Kisah Pitung adalah kisah jawara aliran silat Cingkrik Betawi. Konon, selain Cingkrik, Betawi juga masih memiliki sekitar 300 aliran silat. Namun data yang kini terdapat di PPS Putra Betawi dari ratusan aliran silat Betawi, kini hanya tersisa 50 aliran. Cingkrik adalah salah satu yang masih bertahan.
Permainan silat Cingkrik dikenal dengan cukup khas sebagai silat betawi pada umumnya.

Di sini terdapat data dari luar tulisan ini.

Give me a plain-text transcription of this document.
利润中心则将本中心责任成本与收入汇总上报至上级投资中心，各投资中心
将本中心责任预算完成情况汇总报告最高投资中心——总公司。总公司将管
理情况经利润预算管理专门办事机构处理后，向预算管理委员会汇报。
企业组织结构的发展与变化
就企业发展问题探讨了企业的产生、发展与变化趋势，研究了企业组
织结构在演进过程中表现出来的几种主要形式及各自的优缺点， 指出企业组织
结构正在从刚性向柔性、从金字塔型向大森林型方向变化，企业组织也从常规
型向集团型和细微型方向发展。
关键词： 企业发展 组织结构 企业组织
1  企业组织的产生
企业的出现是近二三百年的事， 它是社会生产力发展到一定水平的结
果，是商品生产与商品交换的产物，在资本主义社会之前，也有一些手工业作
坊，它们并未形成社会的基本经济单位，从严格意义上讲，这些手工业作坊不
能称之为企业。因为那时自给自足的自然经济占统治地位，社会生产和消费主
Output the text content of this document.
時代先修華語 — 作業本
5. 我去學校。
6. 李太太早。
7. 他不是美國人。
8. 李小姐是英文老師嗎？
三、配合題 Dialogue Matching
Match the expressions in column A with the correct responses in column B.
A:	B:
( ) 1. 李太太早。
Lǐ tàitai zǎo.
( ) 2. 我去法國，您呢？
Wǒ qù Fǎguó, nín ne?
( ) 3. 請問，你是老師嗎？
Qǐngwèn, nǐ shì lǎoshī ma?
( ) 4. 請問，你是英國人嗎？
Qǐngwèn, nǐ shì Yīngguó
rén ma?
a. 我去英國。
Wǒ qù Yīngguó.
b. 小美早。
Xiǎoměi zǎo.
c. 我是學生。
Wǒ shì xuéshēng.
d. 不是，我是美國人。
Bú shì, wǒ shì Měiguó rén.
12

Perkembangan silat cingkrik ini pun telah membias ke pelosok-pelosok kampung Betawi, sehingga aliran ini memiliki banyak turunannya (aliran).

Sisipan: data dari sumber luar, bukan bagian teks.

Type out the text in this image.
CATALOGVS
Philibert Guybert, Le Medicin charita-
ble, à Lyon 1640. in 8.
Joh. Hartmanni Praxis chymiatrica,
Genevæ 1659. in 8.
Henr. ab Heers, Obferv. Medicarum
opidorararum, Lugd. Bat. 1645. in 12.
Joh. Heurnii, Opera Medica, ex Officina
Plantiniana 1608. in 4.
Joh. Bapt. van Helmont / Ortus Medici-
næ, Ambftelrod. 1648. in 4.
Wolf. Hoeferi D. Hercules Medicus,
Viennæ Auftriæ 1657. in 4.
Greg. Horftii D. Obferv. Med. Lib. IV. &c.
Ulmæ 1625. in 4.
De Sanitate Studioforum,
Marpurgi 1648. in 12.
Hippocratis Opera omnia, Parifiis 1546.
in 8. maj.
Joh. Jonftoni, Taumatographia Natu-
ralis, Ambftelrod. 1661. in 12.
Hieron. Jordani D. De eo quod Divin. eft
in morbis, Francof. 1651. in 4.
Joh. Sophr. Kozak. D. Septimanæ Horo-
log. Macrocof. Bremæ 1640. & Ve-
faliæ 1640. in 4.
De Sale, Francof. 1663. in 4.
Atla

Salah satu turunan antara cingkrik dan Cimande adalah aliran Cingkrik Goning, yang merupakan silat Betawi warisan dari Engkong Goning yang merupakan pejuang kemerdekaan dari wilayah Kedoya.
Ilmunya kemudian diturunkan kepada Usup Utay, yang kemudian menurunkan kepada mantunya yaitu Tb Bambang. Silat Cingkrik secara umum terbagi dua, yaitu Cingkrik Goning dan Cingkrik Sinan. Perbedaannya ialah Cingkrik Sinan menggunakan “ilmu kontak” sementara Cingkrik Goning hanya mengandalkan kelincahan fisik. Cingkrik selalu berusaha untuk masuk dan mengunci lawan, jadi tidak banyak berlama-lama bertukar pukulan atau tendangan.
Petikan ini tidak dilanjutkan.